Tissot indicatrix on Goode homolosine projection, 15° graticule.

The Goode homolosine projection (or interrupted Goode homolosine projection) is a pseudocylindrical, equal-area, composite map projection used for world maps. Normally it is presented with multiple interruptions, most commonly of the major oceans. Its equal-area property makes it useful for presenting spatial distribution of phenomena.

==Development==
The projection was developed in 1923 by John Paul Goode to provide an alternative to the Mercator projection for portraying global areal relationships. Goode offered variations of the interruption scheme for emphasizing the world’s land and the world’s oceans. Some variants include extensions that repeat regions in two different lobes of the interrupted map in order to show Greenland or eastern Russia undivided. The homolosine evolved from Goode’s 1916 experiments in interrupting the Mollweide projection.

Because the Mollweide is sometimes called the "homolographic projection" (meaning, equal-area map), Goode fused the two names "homolographic" and "sinusoidal" (from the sinusoidal projection) to create the name "homolosine". Common in the 1960s, the Goode homolosine projection is often called an "orange-peel map" because of its resemblance to the flattened rind of a hand-peeled orange.

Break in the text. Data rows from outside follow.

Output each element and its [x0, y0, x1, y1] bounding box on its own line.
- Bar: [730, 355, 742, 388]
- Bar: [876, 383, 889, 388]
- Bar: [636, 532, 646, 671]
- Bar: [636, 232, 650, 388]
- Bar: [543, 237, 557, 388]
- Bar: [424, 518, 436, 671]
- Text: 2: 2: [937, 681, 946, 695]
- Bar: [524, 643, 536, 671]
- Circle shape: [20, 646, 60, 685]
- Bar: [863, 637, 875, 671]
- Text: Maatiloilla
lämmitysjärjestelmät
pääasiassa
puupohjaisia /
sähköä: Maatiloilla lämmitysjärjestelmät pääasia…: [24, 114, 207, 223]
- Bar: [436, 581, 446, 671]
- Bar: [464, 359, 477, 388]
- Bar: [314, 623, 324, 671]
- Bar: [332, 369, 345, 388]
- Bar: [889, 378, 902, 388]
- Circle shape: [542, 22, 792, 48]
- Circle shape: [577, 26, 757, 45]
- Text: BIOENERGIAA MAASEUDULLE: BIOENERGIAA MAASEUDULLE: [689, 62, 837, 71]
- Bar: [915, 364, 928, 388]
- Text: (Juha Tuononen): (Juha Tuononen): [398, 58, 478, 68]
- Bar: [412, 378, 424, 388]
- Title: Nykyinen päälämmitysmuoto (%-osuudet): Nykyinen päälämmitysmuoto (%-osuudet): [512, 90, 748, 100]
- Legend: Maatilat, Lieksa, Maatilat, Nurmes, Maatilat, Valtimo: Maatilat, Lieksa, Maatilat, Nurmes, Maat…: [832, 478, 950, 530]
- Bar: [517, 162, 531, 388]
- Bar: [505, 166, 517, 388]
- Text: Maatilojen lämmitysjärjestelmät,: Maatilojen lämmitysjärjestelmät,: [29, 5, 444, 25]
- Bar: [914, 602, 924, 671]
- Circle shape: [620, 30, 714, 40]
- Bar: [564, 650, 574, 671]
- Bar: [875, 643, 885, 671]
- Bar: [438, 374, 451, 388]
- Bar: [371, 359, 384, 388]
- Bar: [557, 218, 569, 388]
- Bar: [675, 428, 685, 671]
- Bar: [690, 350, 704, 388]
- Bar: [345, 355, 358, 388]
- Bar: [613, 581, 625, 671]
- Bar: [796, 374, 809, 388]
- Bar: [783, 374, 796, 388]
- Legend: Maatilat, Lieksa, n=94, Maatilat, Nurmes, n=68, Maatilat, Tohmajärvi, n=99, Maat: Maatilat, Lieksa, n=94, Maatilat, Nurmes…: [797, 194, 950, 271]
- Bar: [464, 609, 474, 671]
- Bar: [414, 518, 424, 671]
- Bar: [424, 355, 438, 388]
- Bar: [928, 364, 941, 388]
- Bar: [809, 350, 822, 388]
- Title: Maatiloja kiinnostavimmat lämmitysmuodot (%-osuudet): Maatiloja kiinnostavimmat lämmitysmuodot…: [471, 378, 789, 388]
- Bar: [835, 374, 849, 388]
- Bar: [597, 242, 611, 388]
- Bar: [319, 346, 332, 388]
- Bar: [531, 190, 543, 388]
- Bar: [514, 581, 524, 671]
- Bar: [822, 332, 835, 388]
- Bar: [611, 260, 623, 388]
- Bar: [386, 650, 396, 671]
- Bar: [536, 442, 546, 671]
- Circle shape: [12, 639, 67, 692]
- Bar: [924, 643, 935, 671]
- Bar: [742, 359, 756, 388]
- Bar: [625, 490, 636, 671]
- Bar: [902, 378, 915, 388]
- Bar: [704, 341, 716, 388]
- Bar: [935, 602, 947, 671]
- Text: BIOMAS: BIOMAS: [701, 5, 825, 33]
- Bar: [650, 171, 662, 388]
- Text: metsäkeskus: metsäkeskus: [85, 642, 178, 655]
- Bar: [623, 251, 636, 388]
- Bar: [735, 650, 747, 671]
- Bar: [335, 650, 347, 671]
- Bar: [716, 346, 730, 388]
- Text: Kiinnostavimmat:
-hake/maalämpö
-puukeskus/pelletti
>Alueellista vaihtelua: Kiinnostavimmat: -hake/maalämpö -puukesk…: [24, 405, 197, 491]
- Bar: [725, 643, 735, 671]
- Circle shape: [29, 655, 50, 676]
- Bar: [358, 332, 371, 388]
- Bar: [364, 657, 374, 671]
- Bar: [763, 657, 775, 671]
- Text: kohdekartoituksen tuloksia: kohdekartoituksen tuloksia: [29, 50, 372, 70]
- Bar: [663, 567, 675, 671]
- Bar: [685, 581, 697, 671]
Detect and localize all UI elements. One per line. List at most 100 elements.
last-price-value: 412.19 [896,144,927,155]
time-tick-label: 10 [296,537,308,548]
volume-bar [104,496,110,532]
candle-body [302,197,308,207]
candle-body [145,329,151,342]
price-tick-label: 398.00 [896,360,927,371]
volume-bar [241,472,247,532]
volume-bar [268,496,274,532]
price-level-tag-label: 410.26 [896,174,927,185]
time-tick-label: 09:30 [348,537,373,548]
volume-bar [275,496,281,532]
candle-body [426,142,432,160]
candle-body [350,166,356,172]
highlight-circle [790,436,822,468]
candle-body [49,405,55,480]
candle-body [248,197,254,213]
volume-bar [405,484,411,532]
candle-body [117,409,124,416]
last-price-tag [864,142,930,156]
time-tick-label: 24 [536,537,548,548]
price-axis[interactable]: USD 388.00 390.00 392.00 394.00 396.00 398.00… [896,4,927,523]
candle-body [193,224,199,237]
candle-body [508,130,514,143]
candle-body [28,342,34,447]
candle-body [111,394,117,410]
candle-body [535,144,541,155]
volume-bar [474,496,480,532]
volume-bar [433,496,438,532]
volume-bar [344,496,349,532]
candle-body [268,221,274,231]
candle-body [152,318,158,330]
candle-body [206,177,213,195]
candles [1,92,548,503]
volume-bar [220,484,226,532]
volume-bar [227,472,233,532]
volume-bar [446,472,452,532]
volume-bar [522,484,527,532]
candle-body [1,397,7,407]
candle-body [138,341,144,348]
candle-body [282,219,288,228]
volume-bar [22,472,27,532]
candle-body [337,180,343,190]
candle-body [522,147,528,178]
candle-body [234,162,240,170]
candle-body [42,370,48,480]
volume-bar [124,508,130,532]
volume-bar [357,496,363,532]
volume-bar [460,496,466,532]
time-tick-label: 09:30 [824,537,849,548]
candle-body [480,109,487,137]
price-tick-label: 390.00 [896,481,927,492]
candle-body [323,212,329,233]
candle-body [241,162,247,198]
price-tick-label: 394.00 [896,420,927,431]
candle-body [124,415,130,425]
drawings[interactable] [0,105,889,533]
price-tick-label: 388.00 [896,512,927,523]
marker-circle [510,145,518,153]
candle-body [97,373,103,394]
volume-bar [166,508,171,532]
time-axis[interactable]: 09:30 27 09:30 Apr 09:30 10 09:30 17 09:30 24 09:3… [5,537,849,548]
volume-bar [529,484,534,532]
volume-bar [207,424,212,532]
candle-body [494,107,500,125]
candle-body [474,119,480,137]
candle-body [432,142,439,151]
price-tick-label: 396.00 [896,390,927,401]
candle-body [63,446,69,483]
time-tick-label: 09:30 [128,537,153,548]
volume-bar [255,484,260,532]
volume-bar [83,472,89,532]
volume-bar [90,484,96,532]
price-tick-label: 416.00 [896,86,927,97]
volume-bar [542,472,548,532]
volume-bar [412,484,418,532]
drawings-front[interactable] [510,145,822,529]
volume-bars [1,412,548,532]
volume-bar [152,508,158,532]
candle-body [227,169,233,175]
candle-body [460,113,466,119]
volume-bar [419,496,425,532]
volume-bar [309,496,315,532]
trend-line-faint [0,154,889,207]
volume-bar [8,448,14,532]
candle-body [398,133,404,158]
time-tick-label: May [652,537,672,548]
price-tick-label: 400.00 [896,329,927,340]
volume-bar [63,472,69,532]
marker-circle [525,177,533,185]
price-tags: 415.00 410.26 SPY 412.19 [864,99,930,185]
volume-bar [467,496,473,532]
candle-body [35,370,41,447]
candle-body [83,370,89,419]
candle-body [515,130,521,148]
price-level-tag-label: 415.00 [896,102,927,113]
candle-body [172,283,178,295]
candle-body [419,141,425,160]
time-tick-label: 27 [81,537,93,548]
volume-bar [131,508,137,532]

In its most common form, the map interrupts the North Atlantic, the South Atlantic, the South Pacific, the Indian Ocean, and the entire east/west meridian of the map.

==Details==
Up to latitudes 40°44′11.8″N/S, the map is projected according to the sinusoidal projection’s transformation. The higher latitudes are the top sections of a Mollweide projection, grafted to the sinusoidal midsection where the scale of the two projections matches. This grafting results in a kink in the meridians along the parallel of the graft. The projection’s equal-area property follows from the fact that its source projections are themselves both equal-area.